The Decedent’s Stocks, Bonds, & Mutual Funds
Stocks, bonds, and mutual funds can be one of the more straightforward assets for the personal representative to obtain and secure. This is particularly true if the assets are held by a brokerage or financial company.
Brokerage & Financial Company Accounts
Most stocks, bonds, and mutual funds are purchased through brokerage firms or other financial companies. These securities are registered with the brokerage or financial company.
To acquire and secure these assets, one generally has to gain control over the account at the brokerage or financial company.
The brokerage or company will typically require the personal representative transfer the account to the name of the estate. This is usually accomplished by providing the brokerage or company a copy of the death certificate and the letters testamentary (or administration, as the case may be).
Assets Held in Paper Form
When stocks, bonds, and mutual funds are not held with a brokerage or financial company, additional steps need to be taken to obtain and secure the assets. This usually involves obtaining the original stock and bond certificates.
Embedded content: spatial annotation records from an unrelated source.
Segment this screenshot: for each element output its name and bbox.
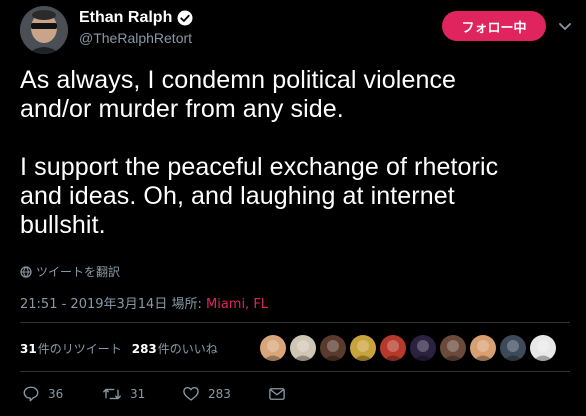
liker-avatar[interactable] <box>500 335 526 361</box>
tweet-stats: 31件のリツイート 283件のいいね <box>20 340 218 357</box>
following-button[interactable]: フォロー中 <box>442 11 546 41</box>
retweet-button[interactable]: 31 <box>102 385 182 403</box>
retweet-count: 31 <box>130 387 146 401</box>
divider <box>20 322 570 323</box>
tweet-timestamp[interactable]: 21:51 - 2019年3月14日 <box>20 297 167 312</box>
liker-avatar[interactable] <box>350 335 376 361</box>
location-link[interactable]: Miami, FL <box>206 297 268 312</box>
retweet-stat-count: 31 <box>20 342 37 356</box>
liker-avatar[interactable] <box>470 335 496 361</box>
like-stat[interactable]: 283件のいいね <box>132 340 218 357</box>
translate-tweet-link[interactable]: ツイートを翻訳 <box>20 263 120 280</box>
liker-avatar[interactable] <box>530 335 556 361</box>
liker-avatar[interactable] <box>260 335 286 361</box>
envelope-icon <box>269 388 285 400</box>
liker-avatar[interactable] <box>440 335 466 361</box>
liker-avatar[interactable] <box>290 335 316 361</box>
chevron-down-icon[interactable] <box>557 18 573 34</box>
liker-avatars <box>260 335 560 361</box>
retweet-stat[interactable]: 31件のリツイート <box>20 340 122 357</box>
tweet-text: As always, I condemn political violence … <box>20 66 499 239</box>
display-name[interactable]: Ethan Ralph <box>79 9 172 27</box>
heart-icon <box>183 386 199 401</box>
like-count: 283 <box>208 387 231 401</box>
direct-message-button[interactable] <box>268 385 294 403</box>
globe-icon <box>20 265 32 278</box>
divider <box>20 371 570 372</box>
user-handle[interactable]: @TheRalphRetort <box>79 30 192 46</box>
location-label: 場所: <box>171 297 206 312</box>
reply-icon <box>23 386 39 402</box>
like-stat-label: 件のいいね <box>157 342 218 356</box>
reply-count: 36 <box>48 387 64 401</box>
retweet-icon <box>103 388 121 400</box>
translate-label: ツイートを翻訳 <box>36 265 121 279</box>
like-button[interactable]: 283 <box>182 385 268 403</box>
liker-avatar[interactable] <box>380 335 406 361</box>
liker-avatar[interactable] <box>410 335 436 361</box>
tweet-actions: 36 31 283 <box>22 385 294 403</box>
user-avatar[interactable] <box>20 6 68 54</box>
verified-badge-icon <box>177 10 193 26</box>
tweet-meta: 21:51 - 2019年3月14日 場所: Miami, FL <box>20 293 268 312</box>
reply-button[interactable]: 36 <box>22 385 102 403</box>
retweet-stat-label: 件のリツイート <box>37 342 122 356</box>
liker-avatar[interactable] <box>320 335 346 361</box>
like-stat-count: 283 <box>131 342 157 356</box>
name-row: Ethan Ralph <box>79 9 194 27</box>
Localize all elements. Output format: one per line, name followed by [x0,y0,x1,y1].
The personal representative will usually need to re-register these securities to the name of the estate or, if they will be distributed in short order, directly to the heirs. This is typically accomplished by working with the transfer agent listed on the original stock and bond certificates.
Segregate Community Property Investments
Whether held with a brokerage or company or not, it may be advisable to separate any stocks and bonds that are community property owned by the surviving spouse. This can help keep any dividends, distributions, or payments for the surviving spouse separate as the estate is being administered.